LREDA now actively participates in the distribution of ECCODiva lamps which works on a sustainable No-Subsidy model. It actively promotes the product using radio and other modes of communication and awareness creation. ECCO has also trained LREDA Technical team and Service agency TRECC to service various types of ECCODivas. These lamps are sold with the help of LAHDC Councilors to end-users at a bulk purchase price negotiated by LREDA.
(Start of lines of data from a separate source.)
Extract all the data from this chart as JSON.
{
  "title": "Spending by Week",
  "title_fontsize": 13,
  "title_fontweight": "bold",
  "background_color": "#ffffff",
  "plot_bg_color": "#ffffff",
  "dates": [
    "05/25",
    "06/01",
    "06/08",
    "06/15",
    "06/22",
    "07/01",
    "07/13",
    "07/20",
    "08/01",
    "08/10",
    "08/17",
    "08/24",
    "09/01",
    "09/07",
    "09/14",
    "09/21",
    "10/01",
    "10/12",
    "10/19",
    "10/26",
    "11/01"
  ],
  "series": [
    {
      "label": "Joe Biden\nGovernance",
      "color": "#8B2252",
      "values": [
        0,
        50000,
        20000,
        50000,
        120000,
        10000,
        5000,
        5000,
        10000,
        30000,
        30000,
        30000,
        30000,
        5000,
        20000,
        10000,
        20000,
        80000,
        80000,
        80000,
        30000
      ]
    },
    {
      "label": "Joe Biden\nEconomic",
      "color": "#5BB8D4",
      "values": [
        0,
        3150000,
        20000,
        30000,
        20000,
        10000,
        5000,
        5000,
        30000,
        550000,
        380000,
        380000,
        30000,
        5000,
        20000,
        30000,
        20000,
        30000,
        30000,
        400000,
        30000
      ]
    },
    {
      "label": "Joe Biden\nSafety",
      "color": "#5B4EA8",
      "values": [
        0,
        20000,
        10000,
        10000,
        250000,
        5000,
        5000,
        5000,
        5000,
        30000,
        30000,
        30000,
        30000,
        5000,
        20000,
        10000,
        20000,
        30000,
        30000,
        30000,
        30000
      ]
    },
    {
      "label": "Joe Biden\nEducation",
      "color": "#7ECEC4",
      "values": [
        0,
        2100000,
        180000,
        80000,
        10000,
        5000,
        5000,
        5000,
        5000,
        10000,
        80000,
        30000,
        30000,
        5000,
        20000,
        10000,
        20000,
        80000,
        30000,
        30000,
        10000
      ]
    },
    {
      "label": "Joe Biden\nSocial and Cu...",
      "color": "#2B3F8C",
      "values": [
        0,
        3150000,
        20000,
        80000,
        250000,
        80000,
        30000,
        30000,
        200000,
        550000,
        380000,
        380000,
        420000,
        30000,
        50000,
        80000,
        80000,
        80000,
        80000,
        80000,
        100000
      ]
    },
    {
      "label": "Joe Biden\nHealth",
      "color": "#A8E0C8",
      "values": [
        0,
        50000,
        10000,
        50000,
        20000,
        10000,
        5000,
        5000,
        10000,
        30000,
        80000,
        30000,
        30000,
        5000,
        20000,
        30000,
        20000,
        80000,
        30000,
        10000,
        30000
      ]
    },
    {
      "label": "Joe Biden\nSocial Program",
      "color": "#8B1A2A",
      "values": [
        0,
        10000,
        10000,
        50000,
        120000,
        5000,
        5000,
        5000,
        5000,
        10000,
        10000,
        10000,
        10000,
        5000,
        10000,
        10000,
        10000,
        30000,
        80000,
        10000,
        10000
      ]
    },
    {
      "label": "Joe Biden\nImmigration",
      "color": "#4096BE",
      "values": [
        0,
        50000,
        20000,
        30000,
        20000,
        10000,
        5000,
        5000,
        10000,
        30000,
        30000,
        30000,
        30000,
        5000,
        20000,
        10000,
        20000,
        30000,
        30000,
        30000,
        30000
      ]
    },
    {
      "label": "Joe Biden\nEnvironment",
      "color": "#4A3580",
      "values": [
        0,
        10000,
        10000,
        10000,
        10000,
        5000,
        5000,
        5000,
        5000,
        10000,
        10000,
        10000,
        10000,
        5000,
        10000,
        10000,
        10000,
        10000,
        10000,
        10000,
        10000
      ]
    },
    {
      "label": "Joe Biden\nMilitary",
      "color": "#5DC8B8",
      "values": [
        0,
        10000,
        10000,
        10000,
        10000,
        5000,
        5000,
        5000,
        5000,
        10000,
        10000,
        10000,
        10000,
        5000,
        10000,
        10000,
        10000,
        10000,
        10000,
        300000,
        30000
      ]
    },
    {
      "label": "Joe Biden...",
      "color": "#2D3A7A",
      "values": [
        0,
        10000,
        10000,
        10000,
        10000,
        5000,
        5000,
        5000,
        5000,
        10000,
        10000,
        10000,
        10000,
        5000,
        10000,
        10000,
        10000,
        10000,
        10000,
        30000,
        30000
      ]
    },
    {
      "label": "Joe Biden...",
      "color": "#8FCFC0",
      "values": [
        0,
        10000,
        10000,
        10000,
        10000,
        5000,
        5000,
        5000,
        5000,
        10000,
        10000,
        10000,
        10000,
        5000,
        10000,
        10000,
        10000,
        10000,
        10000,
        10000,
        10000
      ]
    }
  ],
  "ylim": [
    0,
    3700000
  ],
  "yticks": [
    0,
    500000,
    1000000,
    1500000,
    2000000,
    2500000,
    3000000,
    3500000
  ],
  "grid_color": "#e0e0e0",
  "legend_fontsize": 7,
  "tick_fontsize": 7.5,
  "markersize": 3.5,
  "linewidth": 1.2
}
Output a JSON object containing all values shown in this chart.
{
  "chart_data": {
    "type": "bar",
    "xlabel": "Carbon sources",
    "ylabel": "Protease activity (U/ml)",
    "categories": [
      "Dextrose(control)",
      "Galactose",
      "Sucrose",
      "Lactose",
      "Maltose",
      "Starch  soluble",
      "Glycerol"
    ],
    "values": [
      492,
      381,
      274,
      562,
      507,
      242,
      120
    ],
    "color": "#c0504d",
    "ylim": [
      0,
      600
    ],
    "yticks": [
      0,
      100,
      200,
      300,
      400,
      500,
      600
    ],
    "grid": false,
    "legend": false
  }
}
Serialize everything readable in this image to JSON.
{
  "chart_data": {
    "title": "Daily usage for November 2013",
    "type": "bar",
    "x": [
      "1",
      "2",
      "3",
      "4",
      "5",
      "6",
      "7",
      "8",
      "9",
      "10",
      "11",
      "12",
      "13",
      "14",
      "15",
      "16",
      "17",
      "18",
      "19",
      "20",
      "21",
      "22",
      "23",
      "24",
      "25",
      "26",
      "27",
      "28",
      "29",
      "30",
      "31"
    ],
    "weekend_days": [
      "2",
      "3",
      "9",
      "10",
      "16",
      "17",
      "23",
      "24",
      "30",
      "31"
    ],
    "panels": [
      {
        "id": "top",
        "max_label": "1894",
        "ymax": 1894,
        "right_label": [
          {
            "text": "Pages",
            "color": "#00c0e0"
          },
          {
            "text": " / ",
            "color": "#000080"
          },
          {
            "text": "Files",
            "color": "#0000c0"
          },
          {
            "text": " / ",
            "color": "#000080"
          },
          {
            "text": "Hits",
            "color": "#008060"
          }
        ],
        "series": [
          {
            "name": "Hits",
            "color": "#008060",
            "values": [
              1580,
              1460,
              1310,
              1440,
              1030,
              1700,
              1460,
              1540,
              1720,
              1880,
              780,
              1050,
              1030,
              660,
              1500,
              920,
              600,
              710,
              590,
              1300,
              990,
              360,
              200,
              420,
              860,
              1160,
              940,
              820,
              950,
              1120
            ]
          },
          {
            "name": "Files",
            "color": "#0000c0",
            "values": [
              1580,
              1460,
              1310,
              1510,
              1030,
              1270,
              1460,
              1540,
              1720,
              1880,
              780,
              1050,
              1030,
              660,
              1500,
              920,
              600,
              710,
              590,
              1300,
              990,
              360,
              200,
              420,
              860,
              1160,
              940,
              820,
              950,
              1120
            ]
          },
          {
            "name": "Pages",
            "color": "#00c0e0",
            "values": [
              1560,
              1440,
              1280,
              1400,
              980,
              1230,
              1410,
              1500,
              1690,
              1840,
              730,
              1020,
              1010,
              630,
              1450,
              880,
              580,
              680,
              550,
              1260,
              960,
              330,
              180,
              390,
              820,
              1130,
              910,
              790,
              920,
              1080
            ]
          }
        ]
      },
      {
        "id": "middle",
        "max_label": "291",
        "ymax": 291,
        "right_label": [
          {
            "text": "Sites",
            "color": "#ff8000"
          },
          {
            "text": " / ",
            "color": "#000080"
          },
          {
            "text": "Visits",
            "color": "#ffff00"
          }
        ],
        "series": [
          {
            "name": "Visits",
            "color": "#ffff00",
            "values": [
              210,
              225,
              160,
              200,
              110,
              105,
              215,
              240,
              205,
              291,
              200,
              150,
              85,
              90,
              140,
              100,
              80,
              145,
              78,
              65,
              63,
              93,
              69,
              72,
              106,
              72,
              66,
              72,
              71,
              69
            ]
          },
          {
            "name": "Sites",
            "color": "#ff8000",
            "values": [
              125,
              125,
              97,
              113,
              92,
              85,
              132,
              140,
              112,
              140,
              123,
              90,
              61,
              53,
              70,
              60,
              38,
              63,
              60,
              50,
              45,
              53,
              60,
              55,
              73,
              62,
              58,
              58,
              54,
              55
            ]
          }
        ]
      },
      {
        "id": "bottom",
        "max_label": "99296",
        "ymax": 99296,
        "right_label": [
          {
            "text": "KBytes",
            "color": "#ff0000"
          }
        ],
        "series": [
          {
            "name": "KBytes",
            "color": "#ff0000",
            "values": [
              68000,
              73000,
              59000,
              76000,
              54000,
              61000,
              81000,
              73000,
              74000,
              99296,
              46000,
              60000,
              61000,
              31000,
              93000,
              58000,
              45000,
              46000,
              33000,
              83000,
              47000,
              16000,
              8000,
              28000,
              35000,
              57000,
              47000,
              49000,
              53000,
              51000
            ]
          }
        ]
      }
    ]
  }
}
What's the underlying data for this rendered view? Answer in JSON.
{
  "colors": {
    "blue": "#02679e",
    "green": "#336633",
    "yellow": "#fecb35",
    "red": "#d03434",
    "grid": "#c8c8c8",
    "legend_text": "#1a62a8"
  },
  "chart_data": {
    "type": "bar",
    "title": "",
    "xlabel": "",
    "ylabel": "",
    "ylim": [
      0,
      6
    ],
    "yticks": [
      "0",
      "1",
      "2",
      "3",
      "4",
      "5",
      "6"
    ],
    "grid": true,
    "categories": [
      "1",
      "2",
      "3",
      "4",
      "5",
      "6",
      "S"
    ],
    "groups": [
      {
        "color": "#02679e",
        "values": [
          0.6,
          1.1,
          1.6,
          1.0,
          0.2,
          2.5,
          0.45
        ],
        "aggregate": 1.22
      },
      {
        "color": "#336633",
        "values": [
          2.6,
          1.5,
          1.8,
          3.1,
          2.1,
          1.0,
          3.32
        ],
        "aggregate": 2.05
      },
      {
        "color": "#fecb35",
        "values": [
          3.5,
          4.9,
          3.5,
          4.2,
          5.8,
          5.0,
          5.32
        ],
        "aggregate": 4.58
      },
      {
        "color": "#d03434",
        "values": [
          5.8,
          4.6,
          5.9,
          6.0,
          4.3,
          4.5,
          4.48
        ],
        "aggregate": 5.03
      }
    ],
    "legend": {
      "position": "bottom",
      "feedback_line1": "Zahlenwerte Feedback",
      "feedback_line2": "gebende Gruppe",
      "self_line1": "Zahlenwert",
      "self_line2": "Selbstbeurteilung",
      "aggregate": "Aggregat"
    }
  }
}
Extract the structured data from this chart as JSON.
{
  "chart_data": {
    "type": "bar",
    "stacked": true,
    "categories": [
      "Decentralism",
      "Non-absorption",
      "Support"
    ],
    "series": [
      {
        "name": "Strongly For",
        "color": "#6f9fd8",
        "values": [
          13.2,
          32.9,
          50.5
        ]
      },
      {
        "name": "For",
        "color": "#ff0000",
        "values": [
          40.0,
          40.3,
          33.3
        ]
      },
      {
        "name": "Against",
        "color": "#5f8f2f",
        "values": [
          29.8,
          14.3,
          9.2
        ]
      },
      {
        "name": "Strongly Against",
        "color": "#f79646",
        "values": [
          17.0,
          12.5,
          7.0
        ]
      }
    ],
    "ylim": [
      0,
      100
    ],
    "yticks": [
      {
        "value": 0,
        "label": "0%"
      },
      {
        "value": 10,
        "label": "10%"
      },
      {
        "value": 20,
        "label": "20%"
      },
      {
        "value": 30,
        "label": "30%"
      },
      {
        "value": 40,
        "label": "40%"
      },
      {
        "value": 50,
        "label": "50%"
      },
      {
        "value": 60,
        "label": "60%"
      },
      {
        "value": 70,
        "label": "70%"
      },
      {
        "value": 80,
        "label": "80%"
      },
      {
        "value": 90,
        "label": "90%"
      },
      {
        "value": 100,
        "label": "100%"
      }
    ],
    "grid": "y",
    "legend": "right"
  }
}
This was one of the greatest success stories of ECCODiva where the major role was played by Jigmet Tapka, Director of LREDA and Reuben Gergen, Chief Engineer at LREDA. Their efforts brought a ray of hope in the lives of Leh people through an ECCO Product ECCODiva. ECCO Elecronics founder R S Baoni was very proud that through this product solution ECCO could take its first step towards its vision and mission. Baoni said “the success of ECCO’s products is directly related to the people and their need and the biggest success is to achieve an overwhelming response and a smile on the end users face which is more than any cost or profit”. About 30,000 ECCODIVA currently provides lighting and power to over 10,000 families in Leh during the peak winters when there is no power due to rivers freezing!
MNRE Secretary Ratan Watal reportedly tells everyone that the Ladakh project is the only successful solar lighting project in the country.
Ecco Electronics Chairman Satish Jha says that its a unique example of state policy on solar lighting being determined at the grassroots by the people and its a great example of how people can begin to participate in policy making by using the language they know best, that of standing up for what they feel is good for them.